Now let me quickly say, lest I be misunderstood, that I firmly believe that the pulpit should be at the centre of our churches, and that preaching should be the focus of church life. But it is not an end in itself. We do not come to church simply to have our minds filled with truth.
Our teaching and preaching has a goal, namely, to bring us to Jesus Christ himself. It is not without reason that among Evangelicals preaching has historically been known as a ‘means’ of grace. It is a means to an end, and that end is the worship, adoration and glory of the triune God made known to us in Jesus Christ.
The church at worship
If our local churches are to be what they should be – if we are to have biblical churches full of life, abounding in righteousness and godliness, active in evangelism and truly centred upon Jesus Christ – then we must all determine that when we come together we do so to meet with and worship Jesus Christ.

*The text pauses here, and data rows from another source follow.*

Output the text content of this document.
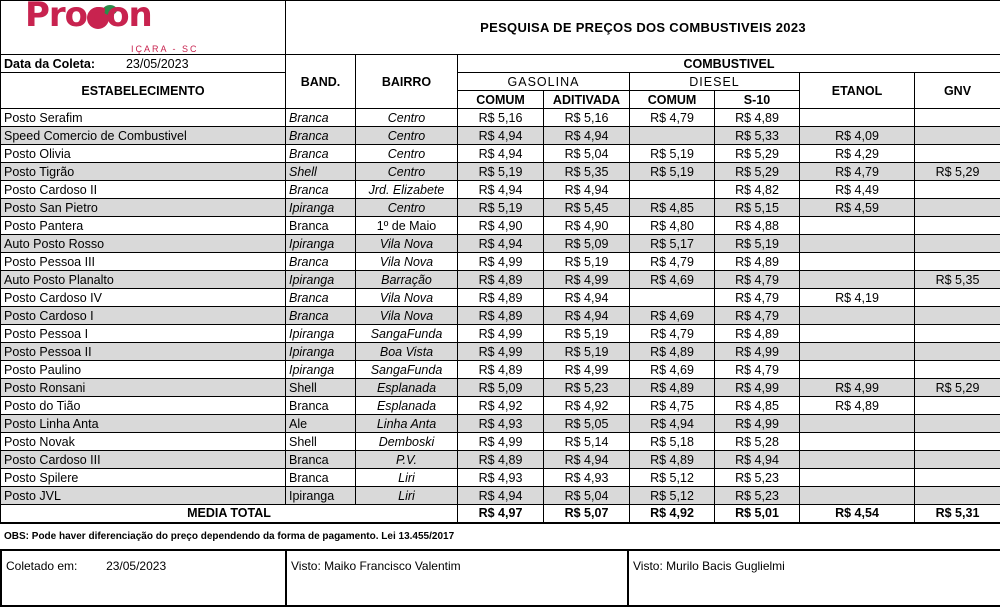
Procon
IÇARA - SC	PESQUISA DE PREÇOS DOS COMBUSTIVEIS 2023							
Data da Coleta: 23/05/2023	BAND.	BAIRRO	COMBUSTIVEL					
ESTABELECIMENTO			GASOLINA		DIESEL		ETANOL	GNV
			COMUM	ADITIVADA	COMUM	S-10		
Posto Serafim	Branca	Centro	R$ 5,16	R$ 5,16	R$ 4,79	R$ 4,89		
Speed Comercio de Combustivel	Branca	Centro	R$ 4,94	R$ 4,94		R$ 5,33	R$ 4,09	
Posto Olivia	Branca	Centro	R$ 4,94	R$ 5,04	R$ 5,19	R$ 5,29	R$ 4,29	
Posto Tigrão	Shell	Centro	R$ 5,19	R$ 5,35	R$ 5,19	R$ 5,29	R$ 4,79	R$ 5,29
Posto Cardoso II	Branca	Jrd. Elizabete	R$ 4,94	R$ 4,94		R$ 4,82	R$ 4,49	
Posto San Pietro	Ipiranga	Centro	R$ 5,19	R$ 5,45	R$ 4,85	R$ 5,15	R$ 4,59	
Posto Pantera	Branca	1º de Maio	R$ 4,90	R$ 4,90	R$ 4,80	R$ 4,88		
Auto Posto Rosso	Ipiranga	Vila Nova	R$ 4,94	R$ 5,09	R$ 5,17	R$ 5,19		
Posto Pessoa III	Branca	Vila Nova	R$ 4,99	R$ 5,19	R$ 4,79	R$ 4,89		
Auto Posto Planalto	Ipiranga	Barração	R$ 4,89	R$ 4,99	R$ 4,69	R$ 4,79		R$ 5,35
Posto Cardoso IV	Branca	Vila Nova	R$ 4,89	R$ 4,94		R$ 4,79	R$ 4,19	
Posto Cardoso I	Branca	Vila Nova	R$ 4,89	R$ 4,94	R$ 4,69	R$ 4,79		
Posto Pessoa I	Ipiranga	SangaFunda	R$ 4,99	R$ 5,19	R$ 4,79	R$ 4,89		
Posto Pessoa II	Ipiranga	Boa Vista	R$ 4,99	R$ 5,19	R$ 4,89	R$ 4,99		
Posto Paulino	Ipiranga	SangaFunda	R$ 4,89	R$ 4,99	R$ 4,69	R$ 4,79		
Posto Ronsani	Shell	Esplanada	R$ 5,09	R$ 5,23	R$ 4,89	R$ 4,99	R$ 4,99	R$ 5,29
Posto do Tião	Branca	Esplanada	R$ 4,92	R$ 4,92	R$ 4,75	R$ 4,85	R$ 4,89	
Posto Linha Anta	Ale	Linha Anta	R$ 4,93	R$ 5,05	R$ 4,94	R$ 4,99		
Posto Novak	Shell	Demboski	R$ 4,99	R$ 5,14	R$ 5,18	R$ 5,28		
Posto Cardoso III	Branca	P.V.	R$ 4,89	R$ 4,94	R$ 4,89	R$ 4,94		
Posto Spilere	Branca	Liri	R$ 4,93	R$ 4,93	R$ 5,12	R$ 5,23		
Posto JVL	Ipiranga	Liri	R$ 4,94	R$ 5,04	R$ 5,12	R$ 5,23		
MEDIA TOTAL			R$ 4,97	R$ 5,07	R$ 4,92	R$ 5,01	R$ 4,54	R$ 5,31
OBS: Pode haver diferenciação do preço dependendo da forma de pagamento. Lei 13.455/2017
Coletado em: 23/05/2023	Visto: Maiko Francisco Valentim	Visto: Murilo Bacis Guglielmi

It is true that the whole of life is worship, but there is a particular and special sense in which worship takes place when the community of God’s people gather together in the local church. Such worship is unique because it anticipates the glorious, eternal worship of God’s redeemed people in the new Jerusalem.
We come to sing praise to our God, to seek him in prayer, to hear his word read and expounded. We come to be stirred up by the Holy Spirit through the Word – to faith in Jesus Christ, repentance towards God and love for one another.
We come to learn about our Saviour and how we may live for him in this world. We come to meditate on all he has done for us and to rejoice in his salvation.
We come to remind ourselves that the sufferings of this world are not for ever and, indeed, are but light and momentary afflictions when compared with the glory that is to come.
Above all, we come to him, who is the source of life, goodness, truth, salvation and blessing. What a day of rejoicing it should be, when Sunday comes round again – when it is time to go up to join with the people of God, to whom we are committed in the local church. When it is time to meet together with our Saviour to worship and to adore him.
What a day it should be also, when during the week we gather for a special evening spent with the saints before the throne of grace. When we present our worship and praise, our petitions and supplications to the King of Kings, in the knowledge that he hears us and will answer us.
The local church: a little heaven on earth? Yes, most assuredly, it is.
An edited extract from the author’s inaugural lecture as Principal of London Theological Seminary.